А поводов для колебания было предостаточно. При такой скорости событий не оставалось времени снестись с Пестелем и скоординировать действия. Хуже того, кое-кто из офицеров уже отказался участвовать в наспех состряпанном мероприятии. Даже Рылеев и Оболенский не смогли склонить к участию в деле кавалергардов Анненкова и Арцыбашева. Та же незадача вышла со ставленником Пестеля Свистуновым и командиром Семеновцев, членом Союза Благоденствия Шиповым.

Хуже всего было то, что в рядах Общества оказался предатель. Молодой офицер и литератор Яков Ростовцев написал Великому Князю Николаю письмо, в котором предупредил об опасности и умолял отложить присягу. Ростовцев был принят им, подтвердил свои слова лично, а после этого не побоялся известить о своем поступке бывших товарищей. По требованию Оболенского он дословно воспроизвел письмо и свой разговор с Николаем. Но Николай Бестужев не поверил в откровенность Ростовцева:

– Этот человек хочет ставить свечу Богу и сатане. Николаю открывает заговор, пред нами умывает руки признанием, в котором, говорит он, нет ничего личного. Не менее того в этом признании он мог написать, что ему угодно, и скрыть то, что ему не надобно нам сказывать.

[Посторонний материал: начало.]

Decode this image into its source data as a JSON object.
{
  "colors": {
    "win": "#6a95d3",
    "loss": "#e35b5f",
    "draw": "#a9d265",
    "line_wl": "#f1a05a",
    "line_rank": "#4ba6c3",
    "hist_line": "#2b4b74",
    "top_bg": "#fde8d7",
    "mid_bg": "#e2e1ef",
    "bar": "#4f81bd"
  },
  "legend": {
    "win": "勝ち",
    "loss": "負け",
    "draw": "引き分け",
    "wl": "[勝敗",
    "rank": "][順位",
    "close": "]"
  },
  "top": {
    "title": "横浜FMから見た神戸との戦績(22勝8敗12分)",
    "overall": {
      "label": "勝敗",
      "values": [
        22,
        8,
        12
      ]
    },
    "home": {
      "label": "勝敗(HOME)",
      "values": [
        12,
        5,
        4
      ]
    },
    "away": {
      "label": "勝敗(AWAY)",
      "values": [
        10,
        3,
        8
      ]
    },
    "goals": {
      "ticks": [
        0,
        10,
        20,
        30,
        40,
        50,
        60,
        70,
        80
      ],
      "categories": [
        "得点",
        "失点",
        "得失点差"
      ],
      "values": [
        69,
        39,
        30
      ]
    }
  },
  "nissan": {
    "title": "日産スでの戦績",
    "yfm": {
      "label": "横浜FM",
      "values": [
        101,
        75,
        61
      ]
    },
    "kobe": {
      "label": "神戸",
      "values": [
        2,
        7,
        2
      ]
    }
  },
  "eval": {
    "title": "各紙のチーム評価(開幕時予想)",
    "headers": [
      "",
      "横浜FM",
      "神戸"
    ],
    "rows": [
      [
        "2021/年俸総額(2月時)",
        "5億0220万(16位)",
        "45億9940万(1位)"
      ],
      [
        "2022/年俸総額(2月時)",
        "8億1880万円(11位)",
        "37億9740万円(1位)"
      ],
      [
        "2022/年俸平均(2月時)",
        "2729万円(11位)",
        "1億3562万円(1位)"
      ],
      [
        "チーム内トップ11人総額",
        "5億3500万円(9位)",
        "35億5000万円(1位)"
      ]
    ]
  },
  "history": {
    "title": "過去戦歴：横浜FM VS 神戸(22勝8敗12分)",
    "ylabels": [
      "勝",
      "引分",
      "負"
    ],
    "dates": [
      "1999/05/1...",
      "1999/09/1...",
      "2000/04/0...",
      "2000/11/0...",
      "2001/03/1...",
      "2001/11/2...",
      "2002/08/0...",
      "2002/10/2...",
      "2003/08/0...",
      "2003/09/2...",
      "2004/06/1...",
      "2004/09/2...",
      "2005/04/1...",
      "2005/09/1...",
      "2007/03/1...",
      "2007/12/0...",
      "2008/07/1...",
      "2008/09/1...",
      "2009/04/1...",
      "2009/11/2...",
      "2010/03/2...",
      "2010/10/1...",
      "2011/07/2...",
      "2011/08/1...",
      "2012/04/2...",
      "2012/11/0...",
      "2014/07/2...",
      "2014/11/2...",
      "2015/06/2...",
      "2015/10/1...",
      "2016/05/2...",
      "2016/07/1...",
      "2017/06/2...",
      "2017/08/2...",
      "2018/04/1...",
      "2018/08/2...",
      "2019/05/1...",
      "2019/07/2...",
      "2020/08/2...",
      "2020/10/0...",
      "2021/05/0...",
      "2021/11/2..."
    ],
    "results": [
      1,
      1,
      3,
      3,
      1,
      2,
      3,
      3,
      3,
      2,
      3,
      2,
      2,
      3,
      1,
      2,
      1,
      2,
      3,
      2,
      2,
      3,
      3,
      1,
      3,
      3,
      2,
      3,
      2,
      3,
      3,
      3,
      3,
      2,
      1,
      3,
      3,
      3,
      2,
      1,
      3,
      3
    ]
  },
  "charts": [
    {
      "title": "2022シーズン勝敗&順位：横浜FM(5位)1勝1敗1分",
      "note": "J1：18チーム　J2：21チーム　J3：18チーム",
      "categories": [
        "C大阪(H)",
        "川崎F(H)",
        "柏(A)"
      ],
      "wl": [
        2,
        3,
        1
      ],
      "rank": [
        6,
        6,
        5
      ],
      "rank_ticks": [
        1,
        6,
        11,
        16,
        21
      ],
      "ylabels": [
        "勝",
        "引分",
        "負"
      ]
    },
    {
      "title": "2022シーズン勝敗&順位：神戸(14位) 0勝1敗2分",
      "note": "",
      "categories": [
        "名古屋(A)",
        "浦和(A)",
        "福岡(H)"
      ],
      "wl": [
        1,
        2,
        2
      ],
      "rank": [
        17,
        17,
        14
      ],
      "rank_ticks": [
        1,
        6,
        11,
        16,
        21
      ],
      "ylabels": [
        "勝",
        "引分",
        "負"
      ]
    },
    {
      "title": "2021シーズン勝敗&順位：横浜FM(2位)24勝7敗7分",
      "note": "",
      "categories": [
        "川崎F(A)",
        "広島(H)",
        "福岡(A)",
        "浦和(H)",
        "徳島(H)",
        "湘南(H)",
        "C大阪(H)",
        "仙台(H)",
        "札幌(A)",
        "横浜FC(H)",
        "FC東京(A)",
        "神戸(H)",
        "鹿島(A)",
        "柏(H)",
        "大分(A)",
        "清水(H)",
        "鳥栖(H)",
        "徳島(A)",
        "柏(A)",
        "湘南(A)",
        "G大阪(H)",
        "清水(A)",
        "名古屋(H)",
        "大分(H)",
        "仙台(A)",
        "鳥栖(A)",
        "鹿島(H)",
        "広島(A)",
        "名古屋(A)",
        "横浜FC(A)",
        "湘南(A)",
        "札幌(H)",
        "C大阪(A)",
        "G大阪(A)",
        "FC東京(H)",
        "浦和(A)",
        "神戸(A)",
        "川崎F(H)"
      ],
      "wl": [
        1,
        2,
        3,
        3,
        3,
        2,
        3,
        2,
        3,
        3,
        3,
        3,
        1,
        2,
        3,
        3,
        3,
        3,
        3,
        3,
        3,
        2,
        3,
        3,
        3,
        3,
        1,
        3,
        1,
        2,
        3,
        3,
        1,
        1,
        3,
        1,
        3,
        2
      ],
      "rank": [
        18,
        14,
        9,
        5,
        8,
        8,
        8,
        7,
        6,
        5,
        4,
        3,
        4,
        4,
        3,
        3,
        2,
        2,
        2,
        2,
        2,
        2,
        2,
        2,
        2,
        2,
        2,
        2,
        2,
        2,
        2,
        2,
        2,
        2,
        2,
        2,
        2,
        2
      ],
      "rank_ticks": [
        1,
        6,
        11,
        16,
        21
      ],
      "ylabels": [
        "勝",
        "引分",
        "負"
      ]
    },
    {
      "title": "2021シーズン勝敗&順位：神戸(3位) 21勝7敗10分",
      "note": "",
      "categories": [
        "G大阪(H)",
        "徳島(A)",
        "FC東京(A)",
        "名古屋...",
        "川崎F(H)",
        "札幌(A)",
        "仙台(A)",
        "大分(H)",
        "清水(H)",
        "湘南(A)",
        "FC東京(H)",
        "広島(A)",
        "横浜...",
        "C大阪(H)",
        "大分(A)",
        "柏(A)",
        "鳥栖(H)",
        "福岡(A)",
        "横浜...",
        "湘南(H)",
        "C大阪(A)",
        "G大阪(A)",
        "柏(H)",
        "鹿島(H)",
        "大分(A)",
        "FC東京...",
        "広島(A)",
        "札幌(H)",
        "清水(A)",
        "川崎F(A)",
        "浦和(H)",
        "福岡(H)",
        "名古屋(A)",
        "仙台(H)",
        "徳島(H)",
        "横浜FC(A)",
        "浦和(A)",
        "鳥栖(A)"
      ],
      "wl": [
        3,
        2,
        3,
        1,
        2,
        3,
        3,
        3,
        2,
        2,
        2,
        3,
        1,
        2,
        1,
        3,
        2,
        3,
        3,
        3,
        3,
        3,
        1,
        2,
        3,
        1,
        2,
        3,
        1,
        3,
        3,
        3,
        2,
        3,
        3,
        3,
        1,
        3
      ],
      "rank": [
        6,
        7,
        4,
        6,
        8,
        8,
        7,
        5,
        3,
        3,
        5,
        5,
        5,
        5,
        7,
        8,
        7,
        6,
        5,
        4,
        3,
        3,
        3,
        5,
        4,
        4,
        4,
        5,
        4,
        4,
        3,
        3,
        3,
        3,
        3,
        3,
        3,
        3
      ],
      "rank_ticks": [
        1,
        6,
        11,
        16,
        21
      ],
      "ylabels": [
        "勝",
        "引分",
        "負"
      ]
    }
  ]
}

– Если бы Ростовцев назвал нас, мы были бы уже арестованы, – усомнился Кондратий.

– Николай боится сделать это. Опорная точка нашего заговора есть верность присяге Константину и нежелание присягать Николаю. Это намерение существует в войске, и, конечно, тайная полиция о том известила Николая, но как он сам еще не уверен, точно ли откажется от престола брат его, следовательно, арест людей, которые хотели остаться верными первой присяге, может показаться с дурной стороны Константину, ежели он вздумает принять корону.

Николай Бестужев в свои тридцать четыре года превосходил всех присутствовавших опытом и знаниями. Моряк, организатор литографии при Адмиралтейском департаменте, историк русского флота, ныне, спокойно и не теряя достоинства поднимаясь по служебной лестнице, занимал он пост директора Адмиралтейского музея.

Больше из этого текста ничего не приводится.